Wall Street’s staring straight at Nvidia Corp. today, waiting to see if the AI gold rush still has legs, or if the whole thing’s just starting to wobble.

After the bell, Nvidia’s dropping its latest earnings, and everyone from big banks to hedge funds and even TikTok traders wants to know where all this AI money is actually going.

Jensen Huang, Nvidia’s founder and CEO, is expected to show off another monster quarter, with analysts are betting on over 50% growth in both profit and revenue.

Why? Because the biggest names in tech—Satya Nadella at Microsoft, Andy Jassy at Amazon, Sundar Pichai at Google, and Mark Zuckerberg at Meta—are planning to jack up their combined AI spend to a jaw-dropping $440 billion in the next 12 months. And about 40% of Nvidia’s sales come straight from them.

But there’s a big catch. If even one of these giants starts tightening their purse strings, or if Sam Altman’s OpenAI starts facing turbulence, those shiny growth numbers could unravel fast. And that’s what’s got folks on edge.

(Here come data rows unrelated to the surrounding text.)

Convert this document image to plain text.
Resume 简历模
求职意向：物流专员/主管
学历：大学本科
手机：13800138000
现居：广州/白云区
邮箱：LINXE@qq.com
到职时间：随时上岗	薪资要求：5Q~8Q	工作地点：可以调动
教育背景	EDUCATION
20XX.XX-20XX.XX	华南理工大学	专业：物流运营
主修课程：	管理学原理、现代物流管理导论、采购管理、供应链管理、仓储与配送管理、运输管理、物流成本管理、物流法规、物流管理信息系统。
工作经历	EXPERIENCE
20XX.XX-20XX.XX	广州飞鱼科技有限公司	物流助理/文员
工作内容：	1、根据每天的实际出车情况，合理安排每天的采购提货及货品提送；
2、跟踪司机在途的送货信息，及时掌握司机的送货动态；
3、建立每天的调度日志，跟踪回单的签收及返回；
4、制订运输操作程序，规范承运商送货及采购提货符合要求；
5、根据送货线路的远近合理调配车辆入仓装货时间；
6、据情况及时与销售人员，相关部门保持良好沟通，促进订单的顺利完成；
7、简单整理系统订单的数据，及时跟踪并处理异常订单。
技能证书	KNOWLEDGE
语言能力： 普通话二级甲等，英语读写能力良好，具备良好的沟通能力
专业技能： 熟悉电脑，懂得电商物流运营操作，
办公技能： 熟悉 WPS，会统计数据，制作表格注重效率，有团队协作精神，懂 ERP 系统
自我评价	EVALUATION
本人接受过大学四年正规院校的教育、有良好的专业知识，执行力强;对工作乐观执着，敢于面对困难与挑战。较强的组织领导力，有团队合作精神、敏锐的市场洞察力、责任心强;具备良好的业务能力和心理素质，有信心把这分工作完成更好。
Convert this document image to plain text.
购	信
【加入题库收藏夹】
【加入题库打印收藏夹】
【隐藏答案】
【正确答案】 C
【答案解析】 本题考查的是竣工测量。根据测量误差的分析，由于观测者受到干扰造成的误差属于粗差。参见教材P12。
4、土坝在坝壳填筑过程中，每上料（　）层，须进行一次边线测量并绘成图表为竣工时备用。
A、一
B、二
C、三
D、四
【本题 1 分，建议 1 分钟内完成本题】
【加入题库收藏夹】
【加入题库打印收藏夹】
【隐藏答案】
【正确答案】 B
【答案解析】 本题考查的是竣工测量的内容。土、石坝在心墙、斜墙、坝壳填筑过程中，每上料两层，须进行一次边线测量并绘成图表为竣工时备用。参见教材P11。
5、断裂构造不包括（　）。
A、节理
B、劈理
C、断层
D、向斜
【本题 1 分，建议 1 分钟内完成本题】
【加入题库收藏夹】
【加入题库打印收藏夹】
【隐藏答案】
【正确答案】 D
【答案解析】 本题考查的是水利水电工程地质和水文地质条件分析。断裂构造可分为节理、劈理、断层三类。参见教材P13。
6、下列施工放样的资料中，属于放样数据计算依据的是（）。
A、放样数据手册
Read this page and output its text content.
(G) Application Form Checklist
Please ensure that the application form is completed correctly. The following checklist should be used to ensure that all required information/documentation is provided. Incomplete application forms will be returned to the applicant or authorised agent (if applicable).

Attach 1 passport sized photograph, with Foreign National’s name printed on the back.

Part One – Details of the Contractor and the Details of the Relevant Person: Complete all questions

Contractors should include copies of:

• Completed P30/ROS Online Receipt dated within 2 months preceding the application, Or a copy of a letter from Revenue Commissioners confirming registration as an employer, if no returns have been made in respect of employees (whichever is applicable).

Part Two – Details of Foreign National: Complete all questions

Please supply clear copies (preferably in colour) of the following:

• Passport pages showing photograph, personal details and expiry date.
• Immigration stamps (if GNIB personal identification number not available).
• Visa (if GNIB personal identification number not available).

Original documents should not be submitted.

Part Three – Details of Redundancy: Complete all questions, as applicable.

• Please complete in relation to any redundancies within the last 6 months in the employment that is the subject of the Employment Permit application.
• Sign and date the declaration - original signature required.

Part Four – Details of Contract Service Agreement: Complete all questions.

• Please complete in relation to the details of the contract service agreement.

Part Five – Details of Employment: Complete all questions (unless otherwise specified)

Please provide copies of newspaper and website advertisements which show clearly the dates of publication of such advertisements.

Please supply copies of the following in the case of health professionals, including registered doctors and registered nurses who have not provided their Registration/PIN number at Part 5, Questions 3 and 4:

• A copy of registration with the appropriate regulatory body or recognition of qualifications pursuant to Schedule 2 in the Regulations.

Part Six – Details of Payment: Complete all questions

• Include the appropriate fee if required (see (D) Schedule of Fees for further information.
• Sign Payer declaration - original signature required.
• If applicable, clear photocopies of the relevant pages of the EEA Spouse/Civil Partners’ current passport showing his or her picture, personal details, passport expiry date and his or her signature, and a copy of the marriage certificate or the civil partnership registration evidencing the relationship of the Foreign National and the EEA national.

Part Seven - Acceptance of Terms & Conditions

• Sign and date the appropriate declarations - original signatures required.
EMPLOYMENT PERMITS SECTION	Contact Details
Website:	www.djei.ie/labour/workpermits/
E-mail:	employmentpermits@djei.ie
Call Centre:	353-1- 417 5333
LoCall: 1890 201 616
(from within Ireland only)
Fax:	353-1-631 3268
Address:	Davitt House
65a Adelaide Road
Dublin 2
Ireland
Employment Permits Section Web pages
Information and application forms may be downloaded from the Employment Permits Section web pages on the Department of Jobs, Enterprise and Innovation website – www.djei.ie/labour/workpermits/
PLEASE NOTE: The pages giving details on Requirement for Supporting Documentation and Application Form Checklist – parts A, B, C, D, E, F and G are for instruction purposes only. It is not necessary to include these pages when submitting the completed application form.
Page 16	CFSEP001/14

Nvidia is the single largest weight in the S&P 500, so any wobble in Huang’s empire could knock the entire stock market off balance.

Investors have already started flinching. Nvidia’s down more than 12% since peaking four weeks ago, and traders are nervously watching how this earnings call gets interpreted. On paper, strong results should lift spirits. But this isn’t just about raw numbers. What we really want is clarity, as the entire global economy itself is at stake here.

More coming…

What to know

Nvidia beat Q3 FY2026 earnings, posting $1.30 EPS vs. $1.25 expected, and $57.01B in revenue vs. $54.92B estimated (LSEG).